The BIS Statutory Guidance notes that if a person holds absolute veto rights in relation to certain fundamental matters in order to protect a minority interest in the company, such as veto rights relating to a change to the company’s constitution, dilution of shares or rights (including establishing a share option or other share based incentive scheme), making additional borrowing from lenders outside previously agreed lending thresholds, fundamental changes to the nature of the company’s business or winding up the company, these veto rights are unlikely, on their own, to constitute significant influence or control over the company.
The BIS Statutory Guidance also provides a non-exhaustive list of examples of where an individual could be considered to be exercising significant influence or control over a trust, relevant to the fifth condition in Part 1 of Schedule 1A CA 2006.

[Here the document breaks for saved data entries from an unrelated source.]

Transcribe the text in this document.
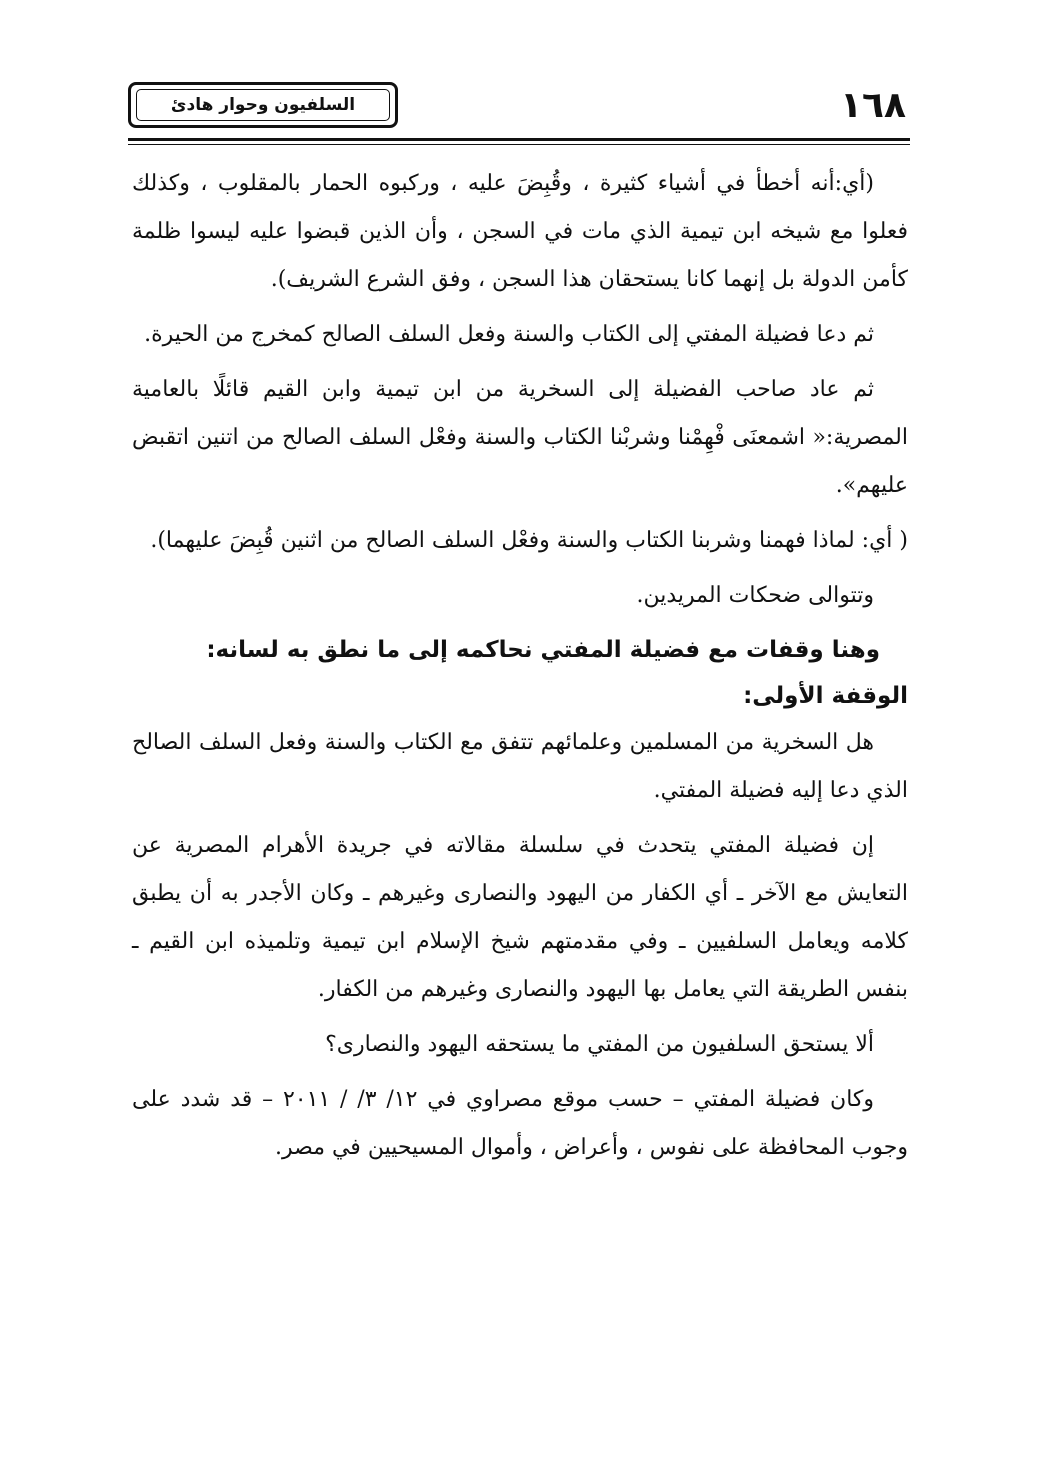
السلفيون وحوار هادئ	١٦٨

(أي:أنه أخطأ في أشياء كثيرة ، وقُبِضَ عليه ، وركبوه الحمار بالمقلوب ، وكذلك فعلوا مع شيخه ابن تيمية الذي مات في السجن ، وأن الذين قبضوا عليه ليسوا ظلمة كأمن الدولة بل إنهما كانا يستحقان هذا السجن ، وفق الشرع الشريف).

ثم دعا فضيلة المفتي إلى الكتاب والسنة وفعل السلف الصالح كمخرج من الحيرة.

ثم عاد صاحب الفضيلة إلى السخرية من ابن تيمية وابن القيم قائلًا بالعامية المصرية:« اشمعنَى فْهِمْنا وشربْنا الكتاب والسنة وفعْل السلف الصالح من اتنين اتقبض عليهم».

( أي: لماذا فهمنا وشربنا الكتاب والسنة وفعْل السلف الصالح من اثنين قُبِضَ عليهما).

وتتوالى ضحكات المريدين.

وهنا وقفات مع فضيلة المفتي نحاكمه إلى ما نطق به لسانه:

الوقفة الأولى:

هل السخرية من المسلمين وعلمائهم تتفق مع الكتاب والسنة وفعل السلف الصالح الذي دعا إليه فضيلة المفتي.

إن فضيلة المفتي يتحدث في سلسلة مقالاته في جريدة الأهرام المصرية عن التعايش مع الآخر ـ أي الكفار من اليهود والنصارى وغيرهم ـ وكان الأجدر به أن يطبق كلامه ويعامل السلفيين ـ وفي مقدمتهم شيخ الإسلام ابن تيمية وتلميذه ابن القيم ـ بنفس الطريقة التي يعامل بها اليهود والنصارى وغيرهم من الكفار.

ألا يستحق السلفيون من المفتي ما يستحقه اليهود والنصارى؟

وكان فضيلة المفتي – حسب موقع مصراوي في ١٢/ ٣/ / ٢٠١١ – قد شدد على وجوب المحافظة على نفوس ، وأعراض ، وأموال المسيحيين في مصر.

Roles that may not constitute significant influence or control
The BIS Statutory Guidance specifies certain roles and relationships which a person may have with a company that would not, on their own, result in that person being considered to be exercising significant influence or control over the company. These are referred to in the BIS Statutory Guidance as “excepted roles”. However, the BIS Statutory Guidance points out that such a person could still be a person with significant influence over the company if that role or relationship differs in material respects or contains significantly different features from how the role or relationship is generally understood or exercised, or is one of several opportunities which that person has to exercise significant influence or control.
The excepted roles in the context of companies include the following:
- a person who provides advice in a professional capacity, such as lawyers, accountants, management consultants, investment managers, tax advisers or financial advisers;
- a person engaged in a third party commercial or financial agreement, for example, a lender, supplier or customer;
- an employee acting in the course of his employment and as nominee for his employer, including an employee, director or CEO of a third party (such as a corporate director company) that has significant influence or control over the company;
- a director of the company, including a managing director, sole director, non-executive director or executive director with a casting vote;
- a person who makes recommendations to shareholders on a single issue, or set of issues, on a one-off occasion, which is voted on by shareholders;
- rights held by all, or a group of, employees in order to represent the employee interests in an employee-owned company.